Wednesday, January 21, 2015

Private Jetting Davos Gives Lip Service to Inequality


Dealbook reported:

David Rubenstein, co-founder and co-chief executive of the Carlyle Group
Bullish on: the United States dollar, China, investing in Japan.
Oil prices: “Will stay low for a while.”
Concerned about: European banks holding Russian debt. “They could struggle again if Russia can’t pay off that debt.”
Other thoughts on energy: Renewables will take a hit from the oil price decline.
Regulation: He’s not complaining as it has been a major boon for his business, including its foray into lending.
Unintended consequence of regulation: Most creative minds in finance don’t go to banks anymore. “They go to hedge funds and private equity where they are more adequately rewarded.”

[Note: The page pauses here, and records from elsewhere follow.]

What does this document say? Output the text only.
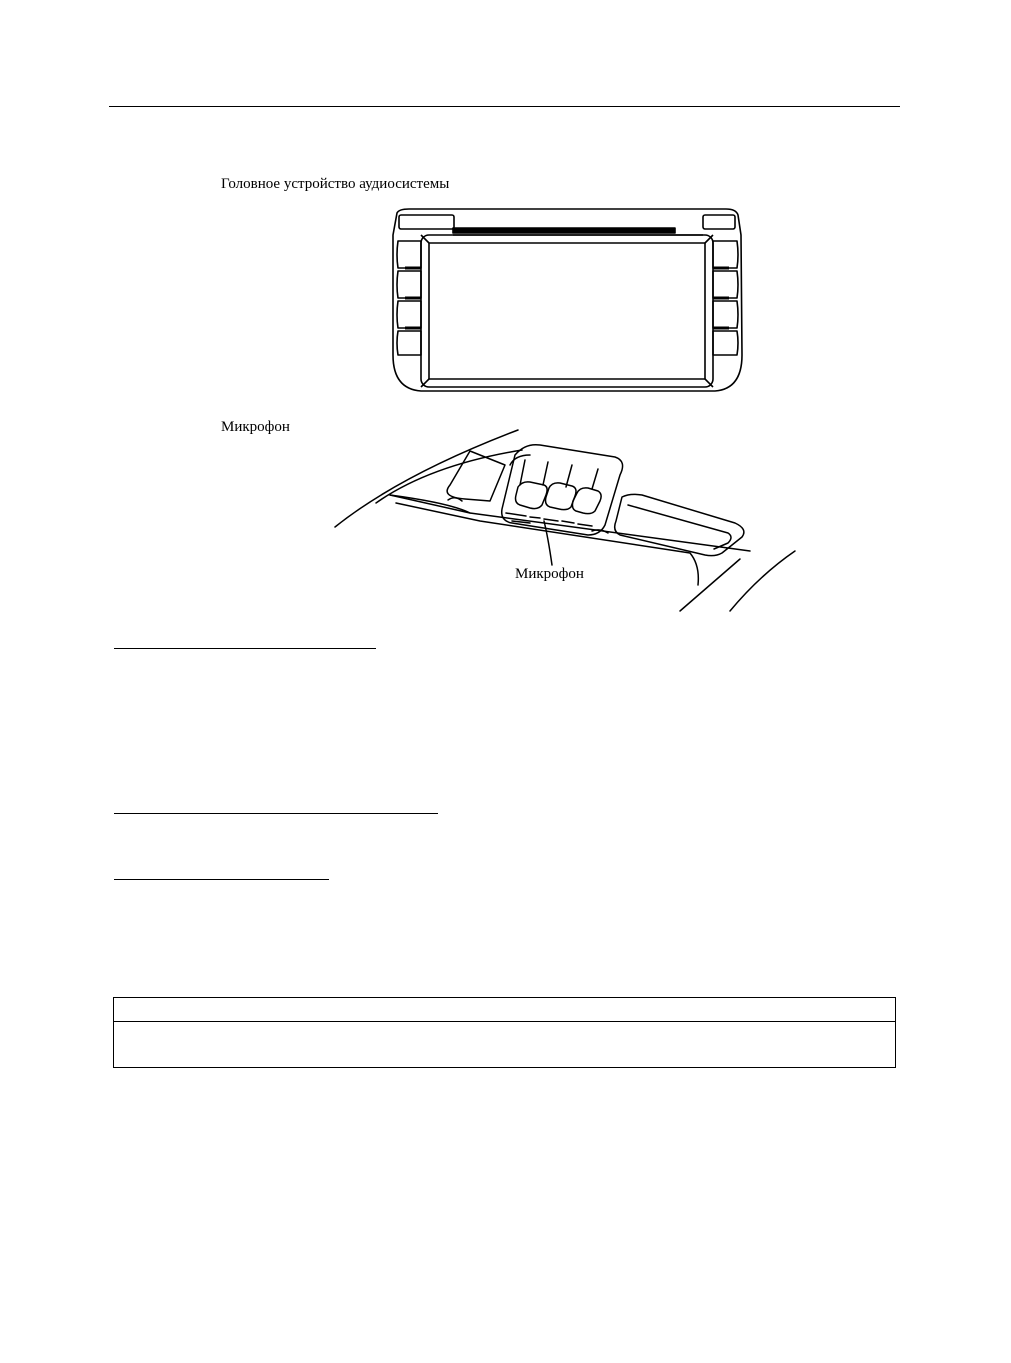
Головное устройство аудиосистемы
Микрофон
Микрофон
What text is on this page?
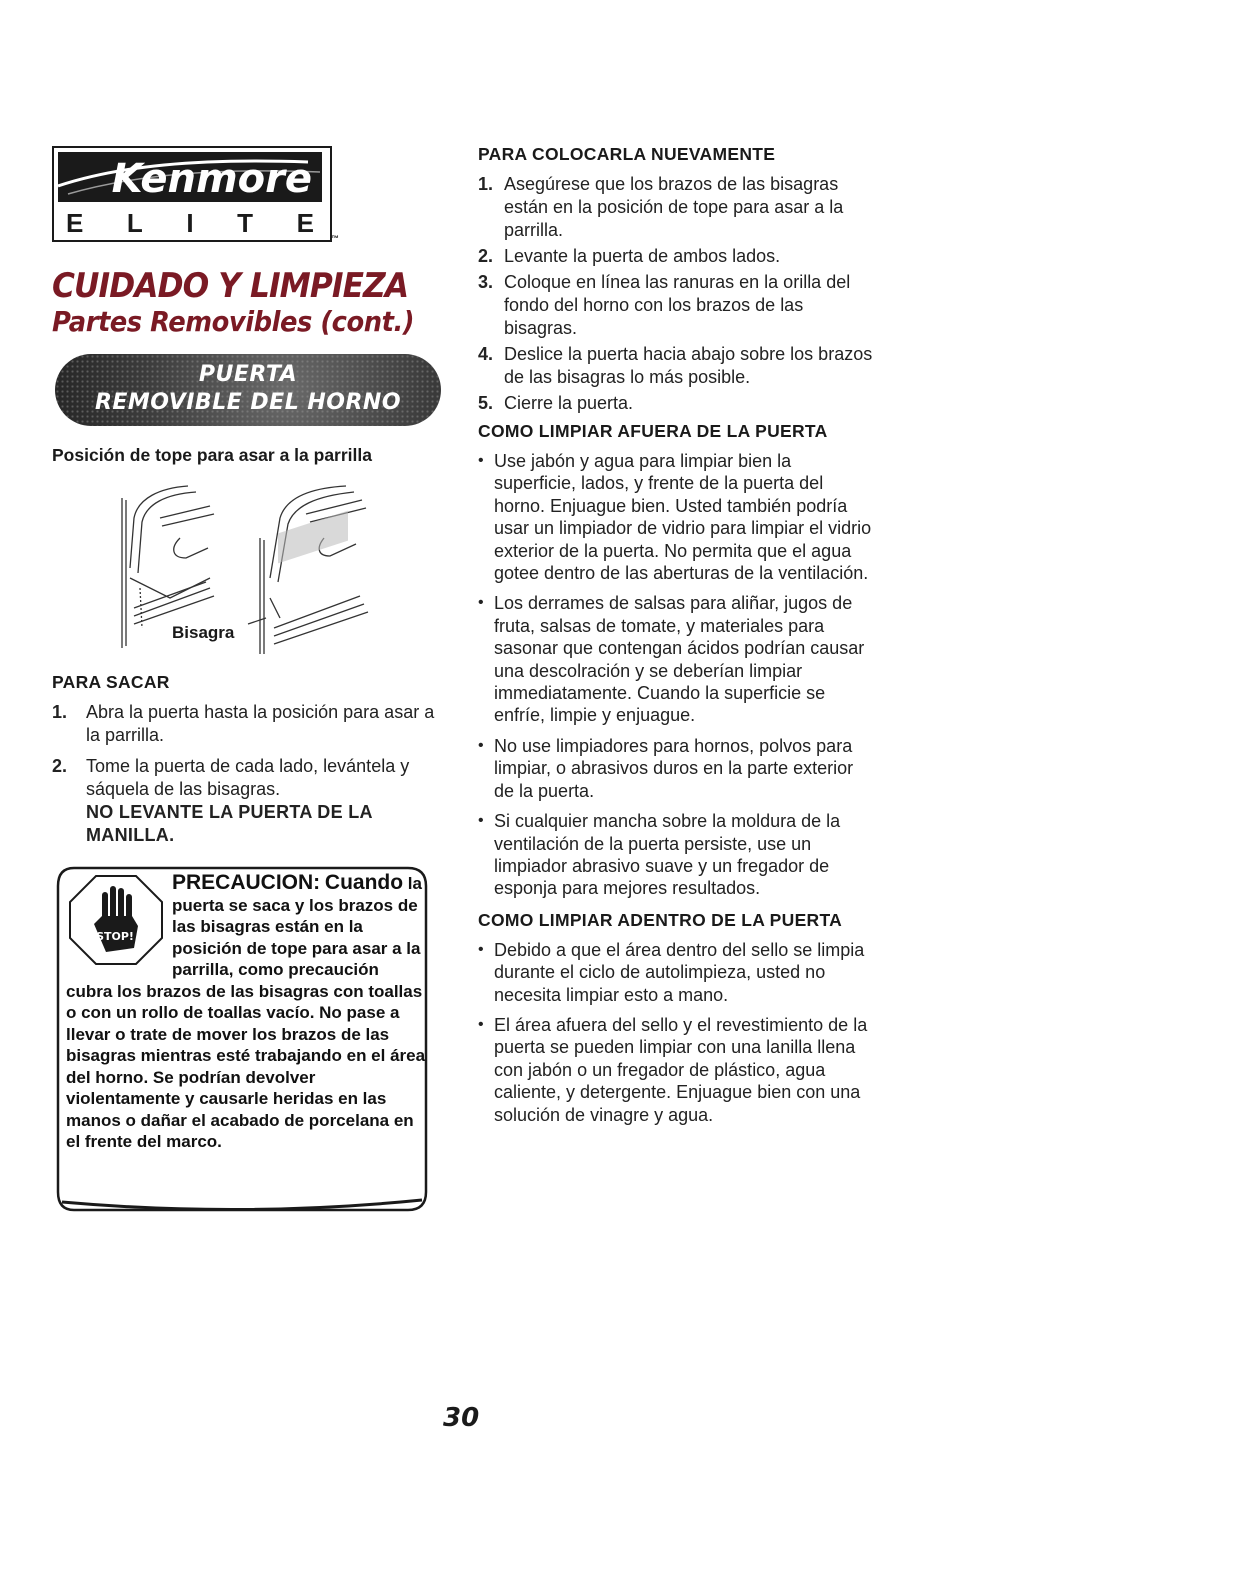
Kenmore
E L I T E
™
CUIDADO Y LIMPIEZA
Partes Removibles (cont.)
PUERTA
REMOVIBLE DEL HORNO
Posición de tope para asar a la parrilla
Bisagra
PARA SACAR
1. Abra la puerta hasta la posición para asar a la parrilla.
2. Tome la puerta de cada lado, levántela y sáquela de las bisagras.
NO LEVANTE LA PUERTA DE LA MANILLA.
STOP!
PRECAUCION: Cuando la puerta se saca y los brazos de las bisagras están en la posición de tope para asar a la parrilla, como precaución cubra los brazos de las bisagras con toallas o con un rollo de toallas vacío. No pase a llevar o trate de mover los brazos de las bisagras mientras esté trabajando en el área del horno. Se podrían devolver violentamente y causarle heridas en las manos o dañar el acabado de porcelana en el frente del marco.
PARA COLOCARLA NUEVAMENTE
1. Asegúrese que los brazos de las bisagras están en la posición de tope para asar a la parrilla.
2. Levante la puerta de ambos lados.
3. Coloque en línea las ranuras en la orilla del fondo del horno con los brazos de las bisagras.
4. Deslice la puerta hacia abajo sobre los brazos de las bisagras lo más posible.
5. Cierre la puerta.
COMO LIMPIAR AFUERA DE LA PUERTA
• Use jabón y agua para limpiar bien la superficie, lados, y frente de la puerta del horno. Enjuague bien. Usted también podría usar un limpiador de vidrio para limpiar el vidrio exterior de la puerta. No permita que el agua gotee dentro de las aberturas de la ventilación.
• Los derrames de salsas para aliñar, jugos de fruta, salsas de tomate, y materiales para sasonar que contengan ácidos podrían causar una descolración y se deberían limpiar immediatamente. Cuando la superficie se enfríe, limpie y enjuague.
• No use limpiadores para hornos, polvos para limpiar, o abrasivos duros en la parte exterior de la puerta.
• Si cualquier mancha sobre la moldura de la ventilación de la puerta persiste, use un limpiador abrasivo suave y un fregador de esponja para mejores resultados.
COMO LIMPIAR ADENTRO DE LA PUERTA
• Debido a que el área dentro del sello se limpia durante el ciclo de autolimpieza, usted no necesita limpiar esto a mano.
• El área afuera del sello y el revestimiento de la puerta se pueden limpiar con una lanilla llena con jabón o un fregador de plástico, agua caliente, y detergente. Enjuague bien con una solución de vinagre y agua.
30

CNBC gave the following Davos update:

Inequality was a major topic on Wednesday, the first formal day of the WEF.

"We have a big problem in the United States," David Rubenstein, co-founder of private equity heavyweight Carlyle Group, said during a panel discussion on economic growth.
"If our GDP growth is 3.5 percent, that sounds great—corporate profits are terrific, stock prices are high—but what about the people left behind?" asked Rubenstein, himself a billionaire. 

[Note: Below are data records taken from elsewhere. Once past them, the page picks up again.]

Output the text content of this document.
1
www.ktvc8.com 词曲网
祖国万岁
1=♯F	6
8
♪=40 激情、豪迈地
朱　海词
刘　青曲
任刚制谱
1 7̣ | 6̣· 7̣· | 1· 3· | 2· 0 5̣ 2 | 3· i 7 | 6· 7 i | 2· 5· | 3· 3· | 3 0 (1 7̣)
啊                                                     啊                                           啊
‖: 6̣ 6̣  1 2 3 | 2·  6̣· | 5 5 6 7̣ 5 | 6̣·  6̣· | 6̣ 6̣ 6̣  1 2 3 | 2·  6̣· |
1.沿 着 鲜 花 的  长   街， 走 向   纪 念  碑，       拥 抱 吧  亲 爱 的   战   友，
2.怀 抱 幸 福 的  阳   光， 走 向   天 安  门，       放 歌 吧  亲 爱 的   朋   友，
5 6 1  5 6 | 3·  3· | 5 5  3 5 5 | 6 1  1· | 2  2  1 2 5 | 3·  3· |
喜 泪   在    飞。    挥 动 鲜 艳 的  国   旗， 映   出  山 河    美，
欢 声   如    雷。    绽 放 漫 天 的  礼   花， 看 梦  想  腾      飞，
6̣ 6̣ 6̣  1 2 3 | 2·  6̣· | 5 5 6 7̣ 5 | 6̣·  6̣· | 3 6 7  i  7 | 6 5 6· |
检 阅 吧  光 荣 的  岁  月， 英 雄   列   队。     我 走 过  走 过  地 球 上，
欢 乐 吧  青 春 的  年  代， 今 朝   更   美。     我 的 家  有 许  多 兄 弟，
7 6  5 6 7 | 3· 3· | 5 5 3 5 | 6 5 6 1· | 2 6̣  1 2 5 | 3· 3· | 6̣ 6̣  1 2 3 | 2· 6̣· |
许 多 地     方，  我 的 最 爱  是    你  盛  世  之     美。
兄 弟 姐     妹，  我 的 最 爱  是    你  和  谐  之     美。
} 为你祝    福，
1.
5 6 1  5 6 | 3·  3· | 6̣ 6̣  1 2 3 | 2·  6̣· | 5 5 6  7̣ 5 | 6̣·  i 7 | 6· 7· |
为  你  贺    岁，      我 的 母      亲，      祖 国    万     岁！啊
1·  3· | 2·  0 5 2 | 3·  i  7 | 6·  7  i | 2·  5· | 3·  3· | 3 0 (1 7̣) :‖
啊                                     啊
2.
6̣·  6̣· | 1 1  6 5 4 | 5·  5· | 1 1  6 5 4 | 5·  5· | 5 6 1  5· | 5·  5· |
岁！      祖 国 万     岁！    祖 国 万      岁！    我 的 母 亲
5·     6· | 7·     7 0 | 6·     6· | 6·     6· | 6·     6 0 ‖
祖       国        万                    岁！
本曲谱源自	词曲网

Former Clinton Treasury Secretary Larry Summers told CNBC on Wednesday that middle-class incomes have not kept pace with the economic recovery.
Growth needs to be equally distributed, Summers said, "so we have a 'race to the top' rather than 'race to the bottom' when it comes to questions like taxation and regulation." 

"The middle class has to increase its wealth and we have to get better jobs, and it's going to have to be done, among other ways, through education," Blackstone Group head Stephen Schwarzman said on CNBC.

"We all have different views as to what level is the most important for education," the billionaire private equity boss added. "I think you have to start at the beginning, and you also can take enormous steps that can take people of very low income and get them to perform at very high levels." 

PEUs Rubenstein and Schwarzman made out like bandits after Gramm-Leach-Bliley, ushered in by one Larry Summers. Private equity has been all about paying fewer people, offering little to no raises and requiring them to do more.  Consider this from a former business reporter in July 2011:

There are very few people out there who will talk and write honestly about private equity. I know from personal experience that the financial press is so eager to break news on "deals" that reporters (who are increasingly compensated on the number of "market moving stories" they write) can't afford to be critical of Carlyle, KKR and Blackstone, and risk losing access to people at those firms.

I have seen so many people -- particularly those in their 50s - 70s -- taken apart by what has happened in their industry as greed has hollowed out the economy. These are people took pride in their jobs and held themselves to this invisible standard that we all just took for granted, but is being wiped out. 
The Carlyle Group scares me more than anything I've ever seen on Wall Street. It seems to exist to corrupt politicians and it's hard to know who they even represent.
I watched a video interview of (David) Rubenstein and his arrogance is really beyond tolerance. He was going on about the debt ceiling problem and how there would need to be cuts in services and higher taxes. When the reporter asked him about tax on carried interest he turned really disdainful and said that this "only" amounted to $22 billion over some number of years and this was not serious money. Boy, nothing like everybody doing their small part to save the country from oblivion!

Rubenstein left countless behind, as did Schwarzman.  Their words rise from the abyss of greed they've created and nurtured over the last thirty years.  The system produced that for which it was designed. PEU lamentations ring hollow, especially at Davos with its 1,700 private jets.